A clear "not interested in fixing error handling" up front would have been courteous and saved me spending a few hours of my personal time trying to help you with an improvement to your codebase in a way that prioritised removing any effort you would need to put in now or in the future.
I'm sorry you feel frustrated. If we were definitely not interested, I would have said so. This was still on my list to think about more. Your last message was one week ago, and in that week we had the Go release freeze, which turned out to be unusually busy, and also the U.S. Thanksgiving holiday. I would like it if it were possible to respond promptly to every contribution and bug report, but that is not the world we live in. You should decide how you want to proceed, but if you do proceed some patience will be required.
I clearly misinterpreted the recent communication. Thank you for the clarification and hope you enjoyed your Thanksgiving.
I'm happy to reopen this and leave the ball in your court. Please let me know if, when & how you would like to proceed and I'll more than happily (re-)raise a suitable PR. (Best to at-tag me as I'm not necessarily always on github checking silent notifications)
I'm ok with changing io.EOF to io.ErrUnexpectedEOF. Other parts of the stdlib do this, e.g. image/gif.
That said, I'm not sure that helps your use case all that much. The directory case behaves identically, and the individual file case would print "unexpected EOF" instead of "EOF", which I guess is somewhat better. But really the individual file case should be doing if errors.Is(err, io.EOF) and printing something better, in which case it doesn't really matter whether it is io.EOF or io.ErrUnexpectedEOF. (And changing the error return will break anyone who has a program which solved this problem by doing the former.)
I'd agree that just changing io.EOF to io.ErrUnexpectedEOF would probably not be worth it e.g.:
n, err := r.ReadAt(ident[0:], 0)
if err != nil {
if err == io.EOF {
err = io.ErrUnexpectedEOF
}
return nil, err
}
Would touch 10 places in the code, would be no benefit to anyone who is simply if err !=nil { return err } and would break anyone (including me) who has a workaround for current situation using if err == io.EOF || errors.As(err, &formatErr) { ... }.
The sole advantage I can see would be that the returned error was technically correct and matched the documented usage from io(while EOF is technically an error it is semantically solely designed as a sentinel)
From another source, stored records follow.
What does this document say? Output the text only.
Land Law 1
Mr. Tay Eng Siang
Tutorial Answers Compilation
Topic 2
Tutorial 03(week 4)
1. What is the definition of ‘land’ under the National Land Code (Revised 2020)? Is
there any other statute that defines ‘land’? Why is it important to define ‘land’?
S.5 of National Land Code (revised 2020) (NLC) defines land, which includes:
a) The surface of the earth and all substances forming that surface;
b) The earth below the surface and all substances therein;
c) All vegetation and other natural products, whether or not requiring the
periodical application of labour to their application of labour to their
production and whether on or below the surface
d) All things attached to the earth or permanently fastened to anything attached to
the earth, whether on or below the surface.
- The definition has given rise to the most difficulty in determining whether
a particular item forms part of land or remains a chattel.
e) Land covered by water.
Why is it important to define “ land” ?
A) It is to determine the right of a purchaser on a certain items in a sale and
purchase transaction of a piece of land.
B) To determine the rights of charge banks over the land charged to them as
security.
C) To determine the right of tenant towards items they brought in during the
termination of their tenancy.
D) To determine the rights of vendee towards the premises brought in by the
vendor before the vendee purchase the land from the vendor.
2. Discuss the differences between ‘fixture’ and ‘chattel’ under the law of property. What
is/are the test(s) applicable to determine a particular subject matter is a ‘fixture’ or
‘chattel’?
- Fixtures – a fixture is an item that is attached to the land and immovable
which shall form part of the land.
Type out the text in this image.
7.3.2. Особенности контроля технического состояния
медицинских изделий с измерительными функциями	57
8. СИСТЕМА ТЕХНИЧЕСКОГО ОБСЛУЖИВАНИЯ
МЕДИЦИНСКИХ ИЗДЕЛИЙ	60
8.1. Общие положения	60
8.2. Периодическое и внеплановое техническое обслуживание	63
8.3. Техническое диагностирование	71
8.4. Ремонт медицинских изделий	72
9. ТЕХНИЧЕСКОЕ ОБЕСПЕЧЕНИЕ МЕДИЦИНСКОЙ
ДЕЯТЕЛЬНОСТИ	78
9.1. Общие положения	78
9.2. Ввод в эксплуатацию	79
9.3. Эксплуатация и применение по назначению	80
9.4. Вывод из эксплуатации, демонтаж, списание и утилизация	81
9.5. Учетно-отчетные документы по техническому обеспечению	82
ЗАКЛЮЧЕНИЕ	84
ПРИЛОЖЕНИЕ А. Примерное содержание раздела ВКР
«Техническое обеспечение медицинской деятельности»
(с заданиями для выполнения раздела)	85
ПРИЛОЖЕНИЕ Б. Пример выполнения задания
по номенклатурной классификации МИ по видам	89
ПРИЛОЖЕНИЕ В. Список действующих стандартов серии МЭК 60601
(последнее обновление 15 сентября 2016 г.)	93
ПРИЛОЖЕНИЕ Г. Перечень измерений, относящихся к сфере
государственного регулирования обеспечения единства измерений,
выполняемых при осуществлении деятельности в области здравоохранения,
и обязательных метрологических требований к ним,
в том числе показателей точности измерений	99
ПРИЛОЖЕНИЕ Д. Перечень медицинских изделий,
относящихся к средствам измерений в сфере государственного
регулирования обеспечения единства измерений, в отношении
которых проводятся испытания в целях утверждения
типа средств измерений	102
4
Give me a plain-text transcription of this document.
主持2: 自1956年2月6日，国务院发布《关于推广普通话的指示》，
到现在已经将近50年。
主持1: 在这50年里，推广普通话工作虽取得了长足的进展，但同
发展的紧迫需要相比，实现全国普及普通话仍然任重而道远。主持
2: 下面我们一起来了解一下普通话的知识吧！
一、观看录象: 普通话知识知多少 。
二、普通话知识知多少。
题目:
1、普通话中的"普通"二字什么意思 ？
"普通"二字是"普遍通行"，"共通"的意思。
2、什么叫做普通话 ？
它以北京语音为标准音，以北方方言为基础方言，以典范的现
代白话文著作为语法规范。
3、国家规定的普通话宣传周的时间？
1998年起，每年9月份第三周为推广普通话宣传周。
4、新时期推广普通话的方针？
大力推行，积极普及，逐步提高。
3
If the change is worth doing, then in my opinion, it only makes sense to change io.EOF to a &FormatError.
This would touch the same 10 places in the code, but involve:
n, err := r.ReadAt(ident[0:], 0)
if err != nil {
if err == io.EOF {
err = &FormatError{int64(n), io.ErrUnexpectedEOF.Error(), ident[0:n]}
}
return nil, err
}
This would not break anyone with a workaround to the current situation (errors.As(err, &formatErr) would evaluate to true) and would avoid future users from needing to implement a workaround.
The question, I think, boils down to whether the change is worth doing at all, and how you consider the additional effort of maintaining the correct off & val if you ever need to adjust any of the returned errors.
Optionally, although with non-zero future maintenance effort adding an implementation of func (e *FormatError) Is(target error) bool would be a nice touch, but could raise expectations that are not worth the benefit today.